Il leva les bras avec insouciance.

— Je me ris des prisons… Demain je sortirai d’Aousa, libre.

— Mes heures sont comptées, je mourrai avant que la nuit s’achève, et j’ignorerai votre départ.

Il eut un doux sourire.

— Qui sait ! le Dieu de l’Infini, qui n’a point de prêtres, et dont la nature est le temple… Ce Dieu est bon, femme, espère en lui.

Puis changeant de ton :

— Mais je dois apprendre de toi ce que j’ignore. Qui es-tu ? Comment as-tu connu mon père Dilevnor ? Qui sont ton époux, ton fils ? Quelle est cette fortune que mon père te destinait ?… Ton nom ?…

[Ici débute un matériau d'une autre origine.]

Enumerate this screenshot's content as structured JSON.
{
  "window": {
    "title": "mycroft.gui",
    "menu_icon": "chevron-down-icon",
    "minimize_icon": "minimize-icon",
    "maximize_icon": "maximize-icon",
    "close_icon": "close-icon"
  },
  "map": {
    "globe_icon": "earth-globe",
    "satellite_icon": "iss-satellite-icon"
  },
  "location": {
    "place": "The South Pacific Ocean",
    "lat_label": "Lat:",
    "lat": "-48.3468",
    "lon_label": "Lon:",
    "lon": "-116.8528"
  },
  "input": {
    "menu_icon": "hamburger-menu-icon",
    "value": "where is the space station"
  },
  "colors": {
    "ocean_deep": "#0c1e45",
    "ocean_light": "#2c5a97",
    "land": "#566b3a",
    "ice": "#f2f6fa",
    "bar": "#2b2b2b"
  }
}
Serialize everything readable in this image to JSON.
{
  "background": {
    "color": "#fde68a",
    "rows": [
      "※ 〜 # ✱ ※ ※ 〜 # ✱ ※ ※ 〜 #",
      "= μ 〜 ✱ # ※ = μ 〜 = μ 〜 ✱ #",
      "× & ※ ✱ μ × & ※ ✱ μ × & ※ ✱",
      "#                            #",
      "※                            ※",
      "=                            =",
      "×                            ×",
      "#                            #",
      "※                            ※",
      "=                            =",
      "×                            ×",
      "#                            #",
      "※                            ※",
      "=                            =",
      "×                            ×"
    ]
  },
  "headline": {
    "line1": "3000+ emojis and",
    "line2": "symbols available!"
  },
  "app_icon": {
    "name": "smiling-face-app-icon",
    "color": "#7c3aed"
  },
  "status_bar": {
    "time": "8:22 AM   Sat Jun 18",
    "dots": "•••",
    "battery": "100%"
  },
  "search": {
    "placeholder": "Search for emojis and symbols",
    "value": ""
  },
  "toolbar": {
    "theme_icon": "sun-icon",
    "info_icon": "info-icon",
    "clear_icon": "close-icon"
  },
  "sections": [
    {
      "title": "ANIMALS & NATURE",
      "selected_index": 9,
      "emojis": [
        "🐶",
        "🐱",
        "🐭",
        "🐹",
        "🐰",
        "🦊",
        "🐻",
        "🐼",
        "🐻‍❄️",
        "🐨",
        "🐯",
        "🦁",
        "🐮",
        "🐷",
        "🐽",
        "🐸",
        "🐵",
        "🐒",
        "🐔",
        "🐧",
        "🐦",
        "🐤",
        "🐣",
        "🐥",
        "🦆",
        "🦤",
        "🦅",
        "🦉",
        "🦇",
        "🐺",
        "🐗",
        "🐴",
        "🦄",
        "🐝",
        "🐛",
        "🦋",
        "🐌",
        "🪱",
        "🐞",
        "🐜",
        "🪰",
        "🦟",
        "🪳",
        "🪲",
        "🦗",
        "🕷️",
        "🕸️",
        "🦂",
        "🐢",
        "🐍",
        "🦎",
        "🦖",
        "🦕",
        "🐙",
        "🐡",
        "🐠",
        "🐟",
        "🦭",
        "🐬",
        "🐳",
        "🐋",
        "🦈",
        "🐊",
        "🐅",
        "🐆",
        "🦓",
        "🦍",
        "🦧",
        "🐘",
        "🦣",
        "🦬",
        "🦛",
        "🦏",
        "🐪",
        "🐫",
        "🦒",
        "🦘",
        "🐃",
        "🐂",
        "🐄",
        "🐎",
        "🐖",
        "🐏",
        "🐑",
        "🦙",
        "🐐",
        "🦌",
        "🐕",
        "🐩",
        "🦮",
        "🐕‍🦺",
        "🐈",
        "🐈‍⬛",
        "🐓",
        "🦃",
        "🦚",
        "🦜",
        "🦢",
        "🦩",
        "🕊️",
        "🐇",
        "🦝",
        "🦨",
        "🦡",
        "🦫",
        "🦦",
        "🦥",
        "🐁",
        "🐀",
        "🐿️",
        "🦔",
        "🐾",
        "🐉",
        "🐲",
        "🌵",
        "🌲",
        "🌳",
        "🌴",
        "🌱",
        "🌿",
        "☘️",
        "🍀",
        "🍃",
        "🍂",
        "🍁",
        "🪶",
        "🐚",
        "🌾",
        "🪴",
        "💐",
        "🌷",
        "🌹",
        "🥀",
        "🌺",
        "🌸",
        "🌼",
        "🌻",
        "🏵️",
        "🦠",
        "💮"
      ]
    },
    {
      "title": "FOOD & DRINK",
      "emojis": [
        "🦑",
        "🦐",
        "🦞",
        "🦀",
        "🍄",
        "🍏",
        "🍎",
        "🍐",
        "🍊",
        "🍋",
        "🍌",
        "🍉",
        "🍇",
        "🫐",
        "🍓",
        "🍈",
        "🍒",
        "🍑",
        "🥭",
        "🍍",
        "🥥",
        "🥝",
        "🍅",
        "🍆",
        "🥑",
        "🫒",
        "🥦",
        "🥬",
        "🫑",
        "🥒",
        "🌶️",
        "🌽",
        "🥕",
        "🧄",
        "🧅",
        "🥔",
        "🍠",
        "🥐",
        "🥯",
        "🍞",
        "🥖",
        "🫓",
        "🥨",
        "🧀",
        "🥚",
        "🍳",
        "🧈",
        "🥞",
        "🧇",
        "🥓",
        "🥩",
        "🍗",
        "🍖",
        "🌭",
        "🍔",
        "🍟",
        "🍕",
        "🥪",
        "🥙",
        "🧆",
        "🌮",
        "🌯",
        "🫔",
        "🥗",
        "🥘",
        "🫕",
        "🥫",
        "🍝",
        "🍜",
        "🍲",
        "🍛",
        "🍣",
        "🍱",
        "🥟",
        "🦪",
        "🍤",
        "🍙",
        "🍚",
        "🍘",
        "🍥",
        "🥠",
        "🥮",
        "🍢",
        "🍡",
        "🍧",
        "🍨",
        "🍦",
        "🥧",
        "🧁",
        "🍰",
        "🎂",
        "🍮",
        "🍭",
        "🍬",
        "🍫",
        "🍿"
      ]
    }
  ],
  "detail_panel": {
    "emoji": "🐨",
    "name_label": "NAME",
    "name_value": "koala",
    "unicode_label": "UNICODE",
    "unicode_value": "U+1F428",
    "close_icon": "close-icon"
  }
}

Elle redressa son torse courbé et avec une majesté sereine :

— Louise-Albertine Prince, née d’Armaris, seule héritière du duché et pouvant transmettre le titre à mon fils.

— Oh ! Oh ! de la noblesse française !

— Dont j’ai fait bon marché, puisque j’ai été la plus heureuse des femmes en épousant M. Prince, et que ni lui, ni personne autre que votre noble père, n’ont jamais soupçonné en moi la descendante des Armaris.

— Pourquoi ce mystère ?

— Parce qu’à cette époque déjà, j’étais morte…

— Vous dites ?…

— … Ou plus exactement, Mlle d’Armaris était morte, ne laissant sur terre qu’une enfant orpheline, répondant aux seuls prénoms de Louise-Albertine, fille adoptive d’un proscrit, fou dangereux au dire des gouvernements de tyrannie, apôtre de l’humanité, dirai-je, moi qui l’ai connu et aimé.